= Hof Gap =

1980 board game

Cover of SPI edition box, 1980

Hof Gap, subtitled "The Nurnberg Pincer", is a board wargame published by Simulations Publications, Inc. (SPI) in 1980 that simulates a hypothetical invasion of West Germany by Warsaw Pact forces. The game is the second in the Central Front series of games.

==Description==
The Central Front series of wargames envisions a widespread invasion of West Germany in the 1980s by forces of the Warsaw Pact. Hof Gap examines one small part of the overall operation, the various approaches into West Germany around Nurnberg.

===Components===
The game has the following components:
- 16-page rulebook (8 pages of rules common to all the Central Front games, and 8 pages of rules specific to Hof Gap)
- 22" x 34" paper map scaled at 4 km (2.5 mi) per hex (1:250,000)
- 200 counters

===Scenarios===
The game comes with three scenarios
- "Covering Force": The first 36 hours of an invasion, using only the eastern half of the map.
- "VII Corps": Extended action using the entire map
- "Seventh Army": The map for Hof Gap s joined to the map from sister game Fifth Corps to produce a campaign combining the two games

==Publication history==

In 1980, SPI announced a series of ten games titled the Central Front series that would simulate a Warsaw Pact invasion along the entire length of the border between East and West Germany. The first five games would cover the border, and the next five games would cover the area to the west of the first games, as the invasion progressed.

Like the first game in this series, Fifth Corps (1980), Hof Gap was designed by Jim Dunnigan, with cartography and graphic design by Redmond A. Simonsen. The game was released as a boxed set by SPI in 1980.

SPI published one more game in the series, BAOR (1981) before they were taken over by TSR and work on the series ended. Two more games in the series, North German Plain (1988) and Donau Front (1989), were published by 3W (World Wide Wargames), but using much simplified rules. The final five games in the series originally envisioned by SPI were never created or published.

==Reception==
Nick Schuessler reviewed Hof Gap in The Space Gamer No. 39. Schuessler commented that "Central Front is a 'simulation' and strictly for the hardcore NATO types [and is] SPI's best effort to date in this area, and the intended audience should be well pleased."

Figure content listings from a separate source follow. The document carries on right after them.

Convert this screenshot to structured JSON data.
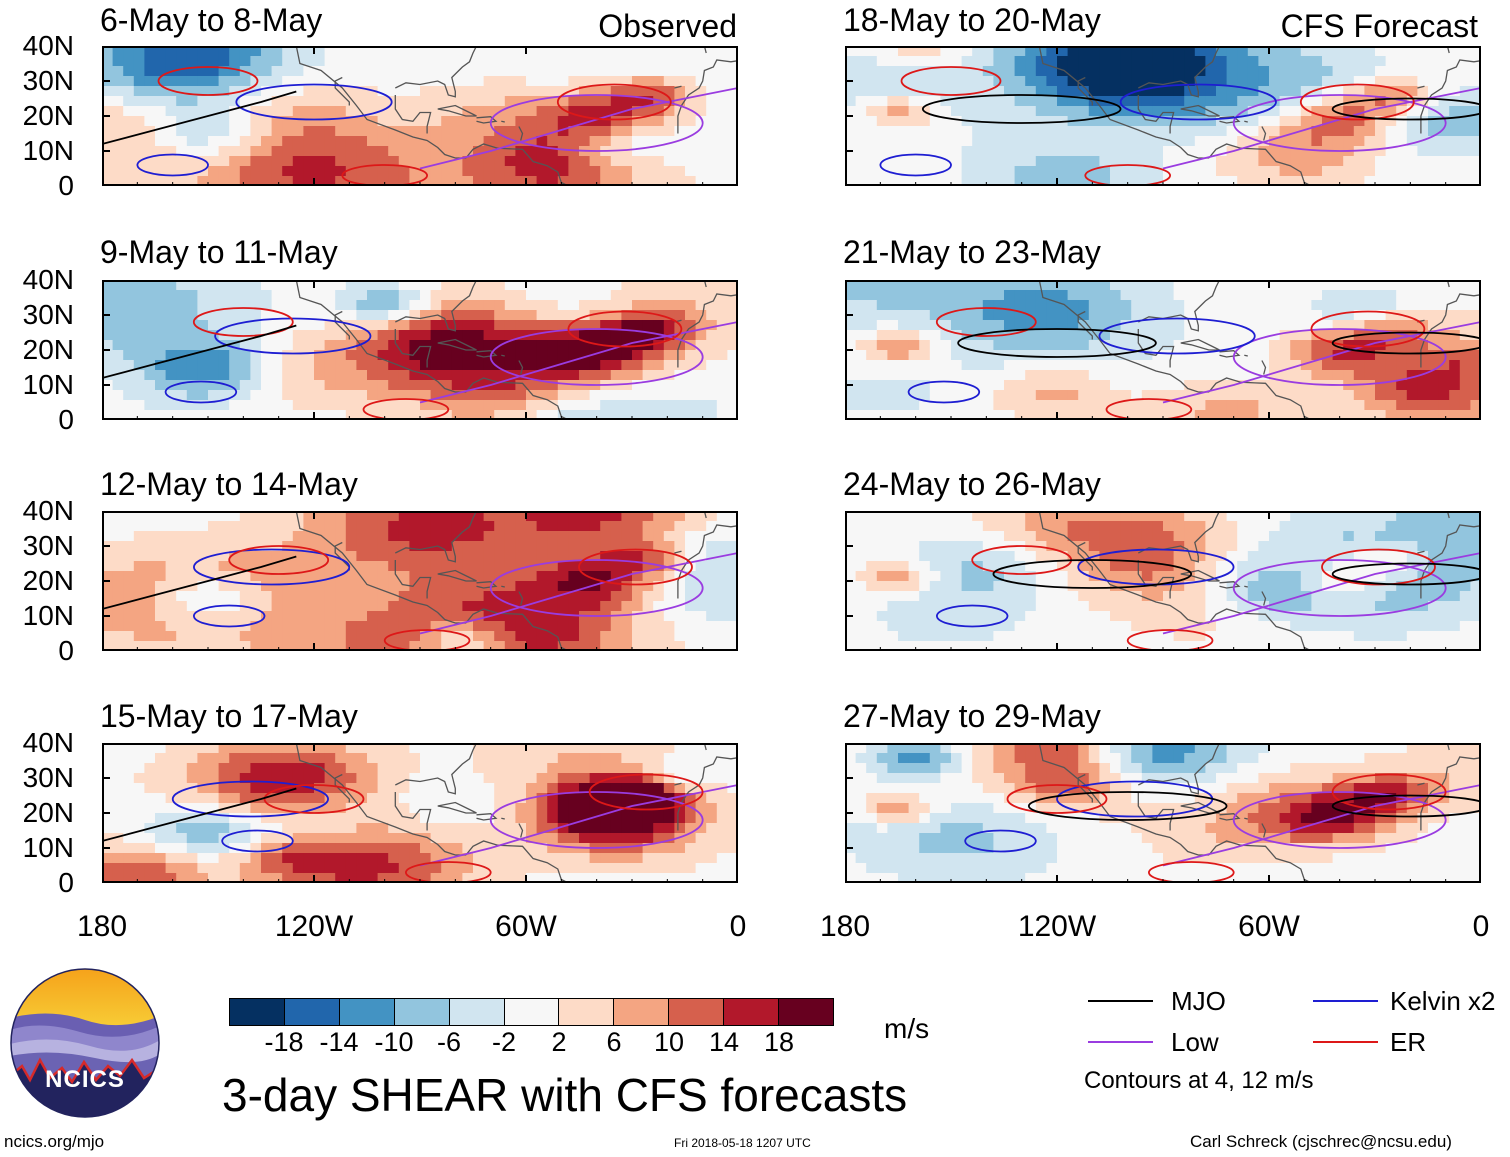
{
  "columns": {
    "left_label": "Observed",
    "right_label": "CFS Forecast"
  },
  "panel_titles": {
    "left": [
      "6-May to 8-May",
      "9-May to 11-May",
      "12-May to 14-May",
      "15-May to 17-May"
    ],
    "right": [
      "18-May to 20-May",
      "21-May to 23-May",
      "24-May to 26-May",
      "27-May to 29-May"
    ]
  },
  "colors": {
    "mjo": "#000000",
    "kelvin": "#1e1ed2",
    "low": "#9a3ce0",
    "er": "#dd1818",
    "land_outline": "#555555"
  },
  "legend": {
    "mjo": "MJO",
    "kelvin": "Kelvin x2",
    "low": "Low",
    "er": "ER",
    "contours": "Contours at 4, 12 m/s"
  },
  "colorbar": {
    "unit": "m/s",
    "colors": [
      "#053061",
      "#2166ac",
      "#4393c3",
      "#92c5de",
      "#d1e5f0",
      "#f7f7f7",
      "#fddbc7",
      "#f4a582",
      "#d6604d",
      "#b2182b",
      "#67001f"
    ]
  },
  "title": "3-day SHEAR with CFS forecasts",
  "footer": {
    "url": "ncics.org/mjo",
    "timestamp": "Fri 2018-05-18 1207 UTC",
    "author": "Carl Schreck (cjschrec@ncsu.edu)",
    "logo_text": "NCICS"
  },
  "chart_data": {
    "type": "heatmap",
    "title": "3-day SHEAR with CFS forecasts",
    "variable": "vertical wind shear anomaly",
    "unit": "m/s",
    "x_domain": [
      -180,
      0
    ],
    "y_domain": [
      0,
      40
    ],
    "x_ticks": [
      -180,
      -120,
      -60,
      0
    ],
    "x_tick_labels": [
      "180",
      "120W",
      "60W",
      "0"
    ],
    "y_ticks": [
      0,
      10,
      20,
      30,
      40
    ],
    "y_tick_labels": [
      "0",
      "10N",
      "20N",
      "30N",
      "40N"
    ],
    "colorbar_levels": [
      -18,
      -14,
      -10,
      -6,
      -2,
      2,
      6,
      10,
      14,
      18
    ],
    "colorbar_labels": [
      "-18",
      "-14",
      "-10",
      "-6",
      "-2",
      "2",
      "6",
      "10",
      "14",
      "18"
    ],
    "contour_levels": [
      4,
      12
    ],
    "legend_entries": [
      "MJO",
      "Kelvin x2",
      "Low",
      "ER"
    ],
    "panels": [
      {
        "title": "6-May to 8-May",
        "type": "Observed"
      },
      {
        "title": "9-May to 11-May",
        "type": "Observed"
      },
      {
        "title": "12-May to 14-May",
        "type": "Observed"
      },
      {
        "title": "15-May to 17-May",
        "type": "Observed"
      },
      {
        "title": "18-May to 20-May",
        "type": "CFS Forecast"
      },
      {
        "title": "21-May to 23-May",
        "type": "CFS Forecast"
      },
      {
        "title": "24-May to 26-May",
        "type": "CFS Forecast"
      },
      {
        "title": "27-May to 29-May",
        "type": "CFS Forecast"
      }
    ]
  }
}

In Issue 34 of Phoenix, Donald Mack noted that "The system is basically simple and there is little chrome." Despite this, he pointed out that games were not short. "Lengthy turns are inherent in the one-at-a-time system [...] The 'short' scenarios can be longish and the full ones can be very long indeed and can bog down completely." However, Mack said players who were willing to invest the time "will find that they are dealing with an absorbing package which combines ingenuity and depth with a refreshing lack of complexity rare in 'modern' games."